“I’m sorry you didn’t get it, really I am,” he said. “I shouldn’t take it if so many hadn’t voted for me.”

“I’m glad you won, if the majority want you,” returned Blankenberg, honestly.

“I think your manager lost you votes,” Mulcahy went on, pretending to joke, but avoiding Sam’s eye. “I wouldn’t trust him again.”

Blankenberg and Sam walked out together. “Isn’t he the limit,” exploded Sam, when they were alone, “for pulling the wool over people’s eyes! He’s got everybody on the string from the faculty to Dunbar Hall, and he hasn’t a principle to his name. The school’s training that fellow for a political boss.”

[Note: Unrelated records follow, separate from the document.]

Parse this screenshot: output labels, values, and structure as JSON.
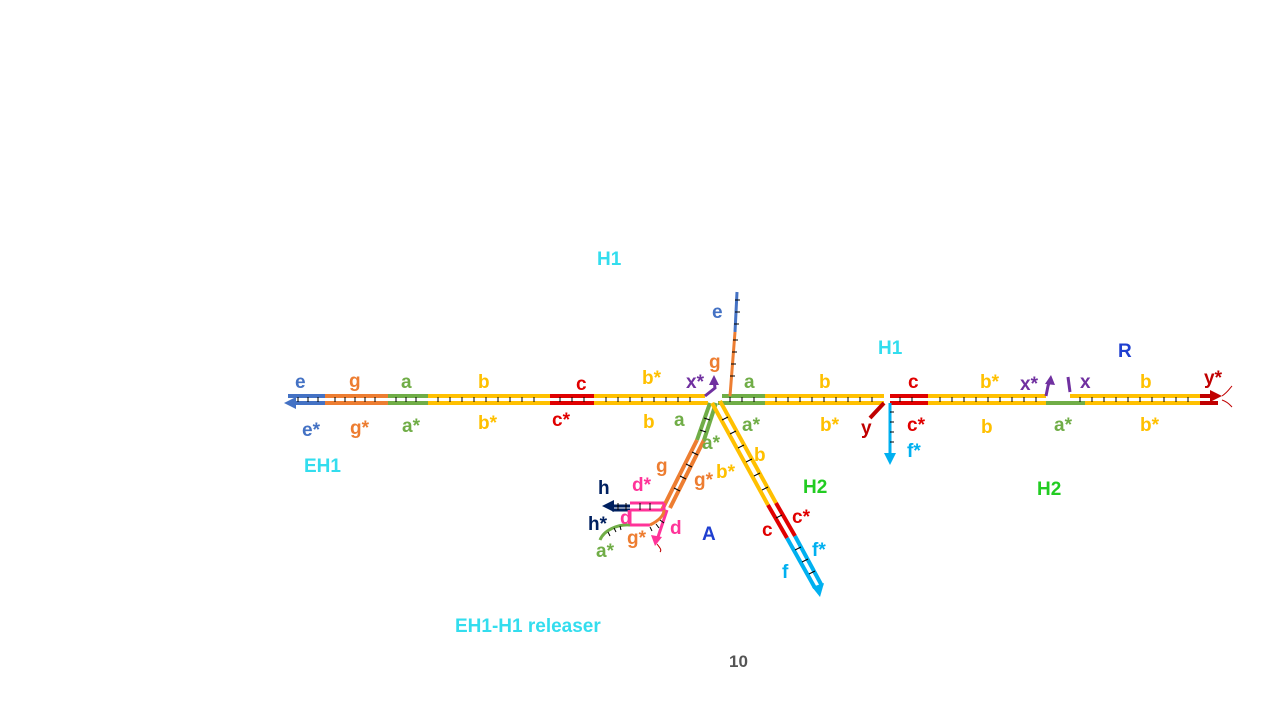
{
  "colors": {
    "e": "#4472c4",
    "g": "#ed7d31",
    "a": "#70ad47",
    "b": "#ffc000",
    "c": "#e00000",
    "x": "#7030a0",
    "y": "#c00000",
    "f": "#00b0f0",
    "d": "#ff3399",
    "h": "#002060",
    "cyan_label": "#33ddee",
    "green_label": "#22cc22",
    "blue_label": "#1f3fd0",
    "tick": "#000000"
  },
  "labels": {
    "H1_top": "H1",
    "H1_right": "H1",
    "R": "R",
    "EH1": "EH1",
    "H2_mid": "H2",
    "H2_right": "H2",
    "A": "A",
    "releaser": "EH1-H1 releaser",
    "page_number": "10"
  },
  "domains": {
    "top_e": "e",
    "top_g": "g",
    "top_a": "a",
    "top_b": "b",
    "top_c": "c",
    "top_bstar1": "b*",
    "top_xstar1": "x*",
    "stem_e": "e",
    "stem_g": "g",
    "right_a": "a",
    "right_b": "b",
    "right_c": "c",
    "right_bstar": "b*",
    "right_xstar": "x*",
    "right_x": "x",
    "right_b2": "b",
    "right_ystar": "y*",
    "bot_estar": "e*",
    "bot_gstar": "g*",
    "bot_astar": "a*",
    "bot_bstar": "b*",
    "bot_cstar": "c*",
    "bot_b": "b",
    "mid_a": "a",
    "mid_astar": "a*",
    "mid_bstar2": "b*",
    "mid_y": "y",
    "mid_cstar": "c*",
    "mid_fstar": "f*",
    "mid_b2": "b",
    "mid_astar2": "a*",
    "mid_bstar3": "b*",
    "arm_a": "a",
    "arm_astar": "a*",
    "arm_g": "g",
    "arm_gstar": "g*",
    "arm_bstar": "b*",
    "arm_b": "b",
    "arm_c": "c",
    "arm_cstar": "c*",
    "arm_f": "f",
    "arm_fstar": "f*",
    "rel_h": "h",
    "rel_dstar": "d*",
    "rel_hstar": "h*",
    "rel_d": "d",
    "rel_d2": "d",
    "rel_gstar": "g*",
    "rel_astar": "a*"
  }
}
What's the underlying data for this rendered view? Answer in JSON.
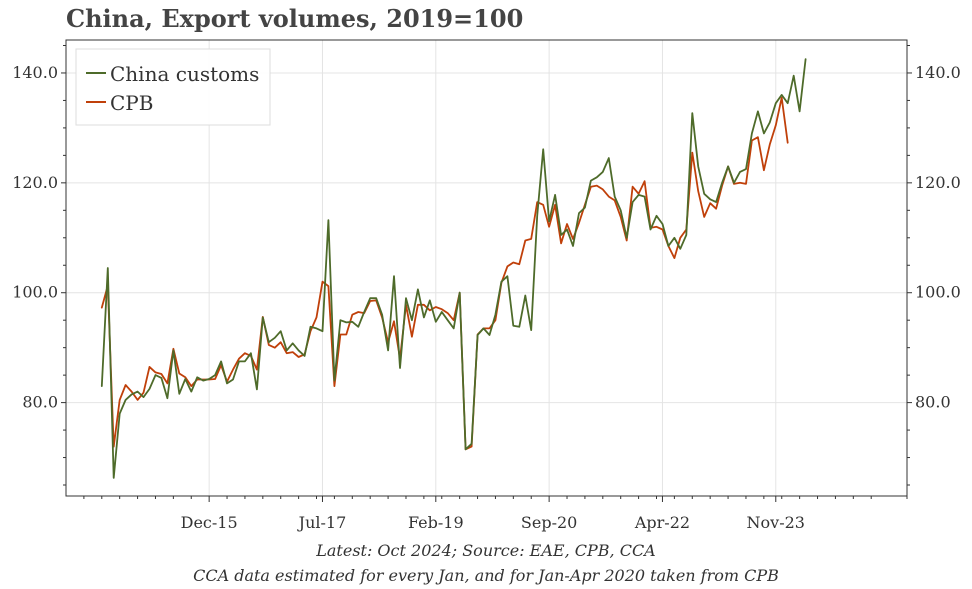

“He didn’t need to be unprincipled to win to-night,” remarked Blankenberg. “It was too easy. I rather think he’ll find some way of getting ’most anything he wants.”

Sam struggled with an impulse to quote Mulcahy’s statement that his supreme ambition was to win the Yale Cup; but the feeling that Mulcahy had spoken in confidence prevented his mention of it. It seemed quite reasonable now that this ambition should be attained.

“There’s one thing he can’t get,” he said with pardonable bitterness, “class day offices. The class knows him too well.”

But therein Sam was mistaken. The Omega Omicron clashed with the Alpha Beta Gamma over the election of President of the Day, neither being willing to give in to the other. As a result, the unfraternified, moulded into a temporarily coherent force through the influence of the vengeful Swan and the despised Mu Nu, united on Mulcahy and swept him into office.

“There seems to be nothing that that fellow can’t rake in if he tries,” Sam grumbled to himself, as he swung moodily homeward from the class election. “Of course you’d expect the faculty to be fooled, but here’s half the class voting for him when nine out of every ten know he’s a rotten fakir. Think of our bringing all our relatives to class day, and that fellow sitting up on the platform as the representative man of the graduating class of Seaton Academy! The Yale Cup?—Mulcahy, of course! Anything he wants. He’s our color-bearer, sure enough! Rah, rah, rah, Mulcahy!”